Lack of insight may be a good predictor of human behaviour, but insight itself is not. An equally poor predictor of future behaviour is remorse, or a display of remorse. “Good behaviour, model patient or prisoner” has also little to do with what will happen in a different context five years from now. I will agree, however, that a good support system is a good predictor, but we need that support system in place for 40 years.

We clinicians are further hampered by our natural empathy, our natural sympathy that flows toward anyone nearby. It is not special; it is just human. At least twice a week during commercials I see on the television screen an emaciated fly-covered child. I get up and refill my glass. But should that child and his mother be in the room with me, my response would be quite different. Hence, as I have seen many times with CCRB cases over the years, the staff actually caring for and treating the patient are very poor at predicting future behaviour.

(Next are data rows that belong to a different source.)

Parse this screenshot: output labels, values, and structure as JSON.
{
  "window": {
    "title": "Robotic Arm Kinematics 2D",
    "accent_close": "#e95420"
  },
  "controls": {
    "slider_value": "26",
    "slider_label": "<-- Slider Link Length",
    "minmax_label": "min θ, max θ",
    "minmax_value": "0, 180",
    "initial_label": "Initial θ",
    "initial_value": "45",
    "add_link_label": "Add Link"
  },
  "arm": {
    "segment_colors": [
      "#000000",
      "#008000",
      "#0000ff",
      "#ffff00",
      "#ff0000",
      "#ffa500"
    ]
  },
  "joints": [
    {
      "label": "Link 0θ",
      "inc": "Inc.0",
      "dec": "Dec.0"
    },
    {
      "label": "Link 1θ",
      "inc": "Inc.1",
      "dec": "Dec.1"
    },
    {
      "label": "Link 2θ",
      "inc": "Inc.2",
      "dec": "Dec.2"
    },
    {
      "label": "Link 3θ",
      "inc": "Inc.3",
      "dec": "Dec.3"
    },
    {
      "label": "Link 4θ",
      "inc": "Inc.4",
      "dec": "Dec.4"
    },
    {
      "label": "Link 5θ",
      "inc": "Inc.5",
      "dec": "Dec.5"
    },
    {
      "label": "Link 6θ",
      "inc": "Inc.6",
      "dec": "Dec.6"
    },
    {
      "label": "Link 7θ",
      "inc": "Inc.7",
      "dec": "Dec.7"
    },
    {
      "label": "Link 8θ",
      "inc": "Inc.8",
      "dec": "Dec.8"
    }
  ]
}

Now, I have not examined Mr. Li. It is possible he had a psychotic episode that will never reoccur. In my 50 years experience I know this to be only possible if the initial psychosis was caused by a brain injury, a stroke, toxic substances, or withdrawal from toxic substances, or very severe acute trauma within the time-frame of the psychosis. But from what I have read Mr. Li developed a schizophrenic illness with hallucinations and the specific delusion that resulted in a very specific horrendous crime.

So, from my 50 years of experience, I would say the people who know Mr. Li, who have spent time with him, are the last people who should be making predictions of future behaviour. Secondly, insight, remorse, promises, even absolute statements of conviction are not good predictors of distant future behaviour.

We know this man, when well, is a very nice man, and could be a good citizen of any community. We also know when ill he is capable of committing a horrendous crime.

Would it not be reasonable to use the tools we have to keep him well for the next 40 plus years? To protect Mr. Li and any future community in which he resides? They are not overly constrictive or intrusive considering the possible consequences of a relapse.

By allowing even a remote chance of a repeated homicide by Mr. Li you are doing everyone else diagnosed with a psychotic illness a great disservice.